In her court complaint, Dr. Seaman alleges that “a few years back,” Duke attempted to lure away the entire UNC bone marrow transplant team. Upon learning of Duke’s recruitment efforts, UNC put together a lucrative compensation counter-offer that succeeded in keeping its bone marrow transplant team intact.
Subsequently, in an effort to forestall further raids on one another’s employees, the deans of the two universities’ medical schools allegedly agreed that neither institution would recruit or hire the other’s medical faculty employees.
The complaint goes on to allege that in late 2011, while Dr. Seaman was employed as an Assistant Professor of Radiology within the Cardiothoracic Imaging group at Duke’s School of Medicine, she contacted the Chief of Cardiothoracic Imaging at UNC’s School of Medicine, asking that UNC keep her in mind for any appropriate job openings in the future. Soon afterward, Dr. Seaman participated in a tour of UNC’s facilities, took part in an informal interview, and was informed that UNC would consider her for future job openings.
In February 2015, Dr. Seaman sent an email to UNC’s Chief of Cardiothoracic Imaging, indicating her desire to be considered for an advertised position as a Thoracic Radiologist. Dr. Seaman claims to have received a response stating, “I just received confirmation from the Dean’s office that lateral moves of faculty between Duke and UNC are not permitted. There is reasoning for the ‘guideline’ which was agreed upon between the deans of UNC and Duke a few years back.”
Later, UNC’s Chief of Cardiothoracic Imaging allegedly explained to Dr. Seaman that the impetus for this agreement was Duke’s earlier attempt to recruit “the entire UNC bone marrow transplant team; UNC had to generate a large retention package to keep the team intact.”
Thus, Dr. Seaman’s Complaint alleges a scheme between Duke and UNC aimed at preventing their medical faculty employees from moving from one institution to the other. The effects of such an agreement would include keeping those employees’ salaries artificially low, as well as forcing them to decide whether to stay with their current employer, relocate to a similarly prestigious institution out of state, or settle for a position at a less prestigious institution nearby (in what would likely be a less lucrative capacity).
The lawsuit is still in its initial stages. Duke’s motion to dismiss Dr. Seaman’s complaint, based on immunity allegedly derived from UNC’s status as a state institution, was denied by the District Court in February 2016. Although the court gave Duke permission to seek an immediate appeal of its ruling from the U.S. Court of Appeals for the Fourth Circuit, the Fourth Circuit declined to hear the matter and returned the case to the District Court.

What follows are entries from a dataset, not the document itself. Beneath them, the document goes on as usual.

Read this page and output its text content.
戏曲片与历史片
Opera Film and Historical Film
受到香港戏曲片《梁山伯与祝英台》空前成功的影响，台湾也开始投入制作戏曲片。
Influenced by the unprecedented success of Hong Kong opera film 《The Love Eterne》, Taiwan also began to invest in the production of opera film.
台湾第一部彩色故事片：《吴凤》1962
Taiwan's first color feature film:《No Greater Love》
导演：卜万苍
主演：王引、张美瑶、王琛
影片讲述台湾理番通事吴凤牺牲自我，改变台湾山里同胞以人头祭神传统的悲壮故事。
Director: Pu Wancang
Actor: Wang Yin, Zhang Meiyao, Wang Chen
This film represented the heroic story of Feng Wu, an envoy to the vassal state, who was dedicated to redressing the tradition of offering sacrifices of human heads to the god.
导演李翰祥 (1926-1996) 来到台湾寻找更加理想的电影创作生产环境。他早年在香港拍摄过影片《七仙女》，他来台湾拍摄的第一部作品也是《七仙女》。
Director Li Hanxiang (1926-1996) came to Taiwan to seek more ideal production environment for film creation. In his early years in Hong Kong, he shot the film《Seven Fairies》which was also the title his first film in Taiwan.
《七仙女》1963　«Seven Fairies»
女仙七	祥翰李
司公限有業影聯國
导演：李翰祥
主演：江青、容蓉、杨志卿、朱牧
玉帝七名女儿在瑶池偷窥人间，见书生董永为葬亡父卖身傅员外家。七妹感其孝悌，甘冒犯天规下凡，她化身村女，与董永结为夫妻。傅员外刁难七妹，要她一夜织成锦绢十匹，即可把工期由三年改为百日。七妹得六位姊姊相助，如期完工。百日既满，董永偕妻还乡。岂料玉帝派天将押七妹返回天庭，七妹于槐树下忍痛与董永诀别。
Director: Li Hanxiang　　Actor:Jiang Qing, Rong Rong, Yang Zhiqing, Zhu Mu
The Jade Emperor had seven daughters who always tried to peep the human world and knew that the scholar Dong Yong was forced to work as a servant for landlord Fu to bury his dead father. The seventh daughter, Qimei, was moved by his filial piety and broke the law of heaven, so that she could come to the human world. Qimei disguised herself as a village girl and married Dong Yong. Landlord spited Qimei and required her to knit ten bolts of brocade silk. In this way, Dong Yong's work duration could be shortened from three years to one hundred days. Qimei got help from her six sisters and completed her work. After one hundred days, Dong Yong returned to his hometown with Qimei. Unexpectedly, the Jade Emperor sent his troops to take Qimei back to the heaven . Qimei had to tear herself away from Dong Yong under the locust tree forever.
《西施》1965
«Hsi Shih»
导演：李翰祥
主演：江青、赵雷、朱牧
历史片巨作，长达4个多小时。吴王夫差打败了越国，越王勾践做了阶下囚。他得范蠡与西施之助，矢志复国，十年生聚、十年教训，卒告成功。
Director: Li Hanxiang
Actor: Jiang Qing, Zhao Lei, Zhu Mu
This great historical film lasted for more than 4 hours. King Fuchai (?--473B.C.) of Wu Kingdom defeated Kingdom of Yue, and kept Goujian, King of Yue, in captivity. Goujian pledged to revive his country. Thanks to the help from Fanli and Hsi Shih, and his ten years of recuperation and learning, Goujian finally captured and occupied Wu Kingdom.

Barring a quick settlement, then, the litigation will proceed to discovery, a process that is likely to take at least several months and culminate in further motions aimed at disposing of the case before trial.
The Duke lawsuit is an important reminder that educational institutions, like other employers, are bound by the anti-trust laws, despite their non-profit status. While UNC’s and Duke’s apparent motivation in allegedly agreeing not to hire one another’s medical faculty members may be understandable – a desire to retain skilled professionals and keep their labor costs down – the fact remains that broad no-hire agreements between competing employers, regardless of the industry, are almost always unlawful.
Instead, employers that are concerned about losing valuable employees should consider other potential means of retaining them. For instance:
- For certain types of employees – particularly those who are privy to trade secrets or other confidential business information – post-employment non-competition agreements may be worth exploring. (As the legal standards governing such agreements vary widely from state to state, and their enforceability depends heavily on the individual circumstances, employers are wise to consult legal counsel in connection with proposed non-competition agreements.)
- Employers might also consider potential deferred-compensation arrangements (such as Section 457 plans for non-profit organizations) to incentivize key employees to stay.
Ultimately, compensating employees fairly and providing a positive workplace environment that makes them feel that their efforts are valued and appreciated may well be the most important factor in encouraging employees to remain.